Determine the length of the missing side, if possible.

Answer:

a^{2}+1^{2}=5^{2}

a^{2}+1^{2}-1^{2}=5^{2}-1^{2}

a^{2}=5^{2}-1^{2}

a^{2}=25-1

a^{2}=24

The number of units of the side is given by the positive number a that satisfies a^{2}=24.

Question 8.

Determine the length of the missing side, if possible.

Answer:

a^{2}+9^{2}=14^{2}

a^{2}+9^{2}-9^{2}=14^{2}-9^{2}

a^{2}=14^{2}-9^{2}

a^{2}=196-81

a^{2}=115

The number of units of the side is given by the positive number a that satisfies a^{2}=115.

### Eureka Math Grade 8 Module 2 Lesson 16 Exit Ticket Answer Key

Question 1.

Find the length of the missing side of the rectangle shown below, if possible.

Answer:

Let the length of the unknown leg be a units.
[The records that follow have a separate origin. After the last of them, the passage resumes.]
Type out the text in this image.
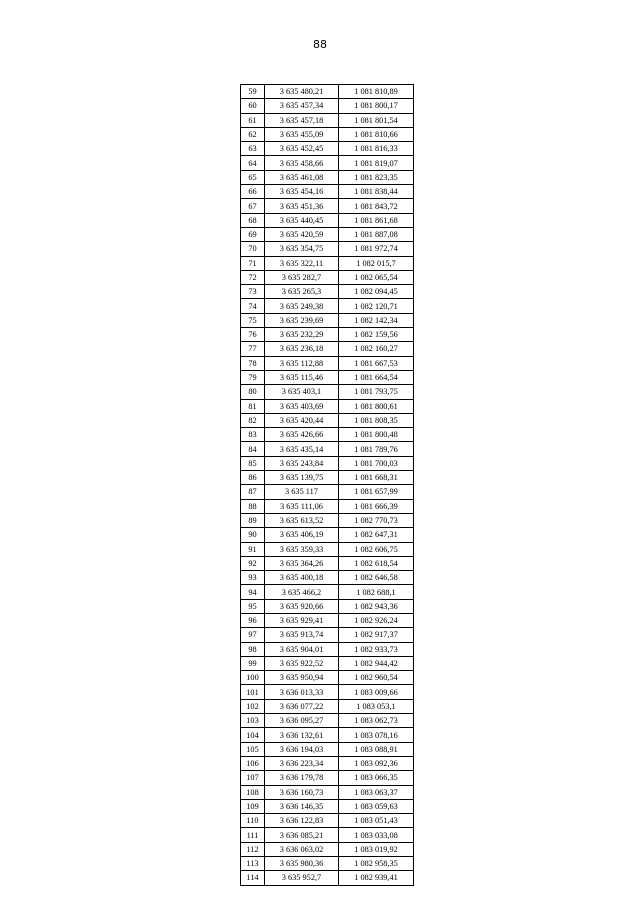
88
59	3 635 480,21	1 081 810,89
60	3 635 457,34	1 081 800,17
61	3 635 457,18	1 081 801,54
62	3 635 455,09	1 081 810,66
63	3 635 452,45	1 081 816,33
64	3 635 458,66	1 081 819,07
65	3 635 461,08	1 081 823,35
66	3 635 454,16	1 081 838,44
67	3 635 451,36	1 081 843,72
68	3 635 440,45	1 081 861,68
69	3 635 420,59	1 081 887,08
70	3 635 354,75	1 081 972,74
71	3 635 322,11	1 082 015,7
72	3 635 282,7	1 082 065,54
73	3 635 265,3	1 082 094,45
74	3 635 249,38	1 082 120,71
75	3 635 239,69	1 082 142,34
76	3 635 232,29	1 082 159,56
77	3 635 236,18	1 082 160,27
78	3 635 112,88	1 081 667,53
79	3 635 115,46	1 081 664,54
80	3 635 403,1	1 081 793,75
81	3 635 403,69	1 081 800,61
82	3 635 420,44	1 081 808,35
83	3 635 426,66	1 081 800,48
84	3 635 435,14	1 081 789,76
85	3 635 243,84	1 081 700,03
86	3 635 139,75	1 081 668,31
87	3 635 117	1 081 657,99
88	3 635 111,06	1 081 666,39
89	3 635 613,52	1 082 770,73
90	3 635 406,19	1 082 647,31
91	3 635 359,33	1 082 606,75
92	3 635 364,26	1 082 618,54
93	3 635 400,18	1 082 646,58
94	3 635 466,2	1 082 688,1
95	3 635 920,66	1 082 943,36
96	3 635 929,41	1 082 926,24
97	3 635 913,74	1 082 917,37
98	3 635 904,01	1 082 933,73
99	3 635 922,52	1 082 944,42
100	3 635 950,94	1 082 960,54
101	3 636 013,33	1 083 009,66
102	3 636 077,22	1 083 053,1
103	3 636 095,27	1 083 062,73
104	3 636 132,61	1 083 078,16
105	3 636 194,03	1 083 088,91
106	3 636 223,34	1 083 092,36
107	3 636 179,78	1 083 066,35
108	3 636 160,73	1 083 063,37
109	3 636 146,35	1 083 059,63
110	3 636 122,83	1 083 051,43
111	3 636 085,21	1 083 033,08
112	3 636 063,02	1 083 019,92
113	3 635 980,36	1 082 958,35
114	3 635 952,7	1 082 939,41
Then,

a^{2} +7^{2} =12^{2}

a^{2} +7^{2} -7^{2} =12^{2} -7^{2}

a^{2} =12^{2} -7^{2}

a^{2} =144-49

a^{2} =95.

The number of units of the side is given by the positive number a that satisfies a^{2} =95.

Question 2.

Find the length of all three sides of the right triangle shown below, if possible.

Answer:

The two legs are each 5 units in length. If the hypotenuse is c units in length, then c is a positive number that satisfies

5^{2}+5^{2}=c^{2}

25+25=c^{2}

50=c^{2}.

The length of the hypotenuse is given by the positive number c that satisfies c^{2} =50 units.